A federal judge has ordered the Trump administration to restore operations at Voice of America, ruling that the decision to effectively shut down the government-funded broadcaster and sideline most of its staff was "arbitrary and capricious."
U.S. District Court Judge Royce C. Lamberth directed the U.S. Agency for Global Media (USAGM), which oversees Voice of America, to submit a plan within a week to resume broadcasting and return employees to work.
The ruling, reported by CBS News, reverses actions that had placed more than 1,000 of VOA's roughly 1,150 employees on administrative leave and reduced programming to minimal levels. "Defendants have provided nothing approaching a principled basis for their decision," Lamberth wrote , concluding that officials failed to consider federal laws requiring the broadcaster to serve specific regions and languages.
The decision follows an earlier ruling issued March 8 in which Lamberth determined that Kari Lake, President Trump's appointee to lead USAGM, lacked legal authority to dismantle large portions of the network because she had not received Senate confirmation.
In that decision, the judge said Lake's role did not meet the requirements of either the Constitution's Appointments Clause or federal vacancy statutes governing senior government positions.
Lake criticized the judge's latest ruling and said the administration would appeal. In a statement to CBS News, she said the administration had been acting on a mandate to reduce government bureaucracy:
"The American people gave President Trump a mandate to cut bloated bureaucracy, eliminate waste, and restore accountability to government. An activist judge is trying to stand in the way of those efforts at USAGM. Judge Lamberth has a pattern of activist rulings — and this case is no different. We strongly disagree with this decision and will appeal"

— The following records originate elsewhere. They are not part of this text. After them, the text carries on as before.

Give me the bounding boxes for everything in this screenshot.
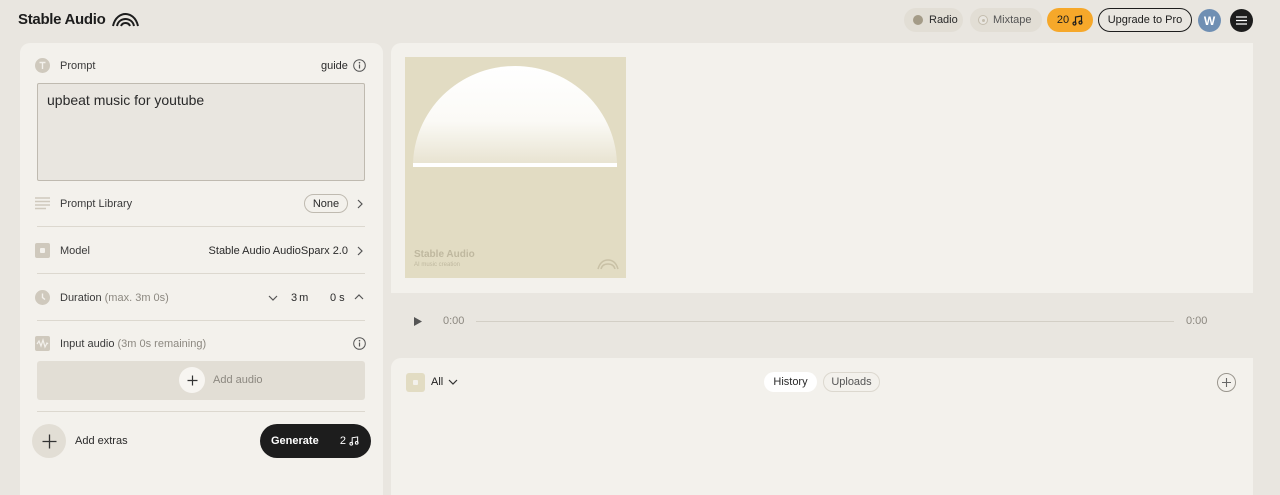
text-icon: [35, 58, 50, 73]
generate-cost-value: 2: [339, 435, 346, 447]
logo[interactable]: Stable Audio: [18, 11, 139, 28]
artwork-graphic: [413, 66, 619, 270]
add-button[interactable]: [1217, 373, 1236, 392]
menu-button[interactable]: [1230, 9, 1253, 32]
duration-minutes-unit: m: [299, 292, 309, 304]
prompt-library-label: Prompt Library: [60, 198, 133, 210]
duration-label: Duration (max. 3m 0s): [60, 292, 169, 304]
filter-label: All: [431, 376, 444, 388]
music-note-icon: [1072, 14, 1083, 26]
plus-icon: [42, 434, 56, 448]
logo-text: Stable Audio: [18, 11, 106, 28]
input-audio-hint: (3m 0s remaining): [117, 338, 207, 350]
preview-panel: Stable Audio AI music creation 0:00 0:00: [391, 43, 1253, 349]
mixtape-label: Mixtape: [993, 14, 1032, 26]
duration-seconds-unit: s: [339, 292, 345, 304]
duration-seconds[interactable]: 0s: [330, 292, 345, 304]
top-bar: Stable Audio Radio Mixtape 20 Upgrade to…: [0, 0, 1280, 40]
generation-panel: Prompt guide upbeat music for youtube Pr…: [20, 43, 383, 495]
generate-label: Generate: [271, 435, 319, 447]
info-icon[interactable]: [353, 337, 366, 350]
track-artwork[interactable]: Stable Audio AI music creation: [405, 57, 626, 278]
radio-button[interactable]: Radio: [904, 8, 963, 32]
audio-player: 0:00 0:00: [391, 293, 1253, 349]
play-icon[interactable]: [414, 317, 422, 326]
divider: [37, 411, 365, 412]
plus-icon: [179, 367, 205, 393]
duration-minutes-value: 3: [291, 292, 298, 304]
chevron-right-icon[interactable]: [355, 246, 365, 256]
upgrade-button[interactable]: Upgrade to Pro: [1098, 8, 1192, 32]
prompt-label: Prompt: [60, 60, 96, 72]
credits-count: 20: [1056, 14, 1070, 26]
music-note-icon: [349, 436, 359, 446]
chevron-down-icon[interactable]: [268, 293, 278, 303]
generate-cost: 2: [340, 424, 359, 458]
filter-select[interactable]: All: [431, 376, 443, 388]
total-time: 0:00: [1186, 315, 1208, 327]
duration-hint: (max. 3m 0s): [104, 292, 169, 304]
model-value[interactable]: Stable Audio AudioSparx 2.0: [209, 245, 348, 257]
artwork-subtitle: AI music creation: [414, 262, 461, 268]
duration-seconds-value: 0: [330, 292, 337, 304]
waveform-icon: [35, 336, 50, 351]
tab-uploads[interactable]: Uploads: [823, 372, 880, 392]
radio-label: Radio: [929, 14, 958, 26]
tab-history[interactable]: History: [764, 372, 817, 392]
mixtape-button[interactable]: Mixtape: [970, 8, 1042, 32]
logo-mark-icon: [111, 12, 139, 26]
plus-icon: [1222, 378, 1231, 387]
model-label: Model: [60, 245, 90, 257]
divider: [37, 226, 365, 227]
avatar[interactable]: W: [1198, 9, 1221, 32]
list-icon: [35, 197, 50, 210]
hamburger-icon: [1236, 16, 1247, 25]
chevron-down-icon[interactable]: [448, 377, 458, 387]
chevron-up-icon[interactable]: [354, 292, 364, 302]
credits-badge[interactable]: 20: [1047, 8, 1093, 32]
prompt-library-select[interactable]: None: [304, 194, 348, 213]
add-audio-label: Add audio: [213, 374, 263, 386]
filter-icon: [406, 373, 425, 392]
add-audio-button[interactable]: Add audio: [37, 361, 365, 400]
input-audio-label: Input audio (3m 0s remaining): [60, 338, 206, 350]
generate-button[interactable]: Generate 2: [260, 424, 371, 458]
prompt-input[interactable]: upbeat music for youtube: [37, 83, 365, 181]
model-icon: [35, 243, 50, 258]
radio-icon: [913, 15, 923, 25]
guide-link[interactable]: guide: [321, 60, 348, 72]
duration-label-text: Duration: [60, 292, 102, 304]
info-icon[interactable]: [353, 59, 366, 72]
library-panel: All History Uploads: [391, 358, 1253, 495]
current-time: 0:00: [443, 315, 465, 327]
progress-track[interactable]: [476, 321, 1174, 322]
divider: [37, 273, 365, 274]
add-extras-button[interactable]: [32, 424, 66, 458]
artwork-brand: Stable Audio: [414, 249, 475, 260]
divider: [37, 320, 365, 321]
input-audio-label-text: Input audio: [60, 338, 115, 350]
clock-icon: [35, 290, 50, 305]
add-extras-label[interactable]: Add extras: [75, 435, 128, 447]
mixtape-icon: [978, 15, 988, 25]
duration-minutes[interactable]: 3m: [291, 292, 308, 304]
chevron-right-icon[interactable]: [355, 199, 365, 209]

The dispute stems from a series of sweeping cuts announced last year after a presidential executive order directing major reductions at USAGM. Hundreds of VOA employees were placed on leave before receiving termination notices, part of an estimated 1,400 job cuts across the agency—about 85 percent of its workforce.
Voice of America, founded during World War II to counter Nazi propaganda, has broadcast news internationally in dozens of languages and reached hundreds of millions of people weekly before the reductions.
Patsy Widakuswara, VOA's White House bureau chief and one of the journalists who filed the lawsuit challenging the cuts, said the ruling was an important step toward restoring the organization's mission.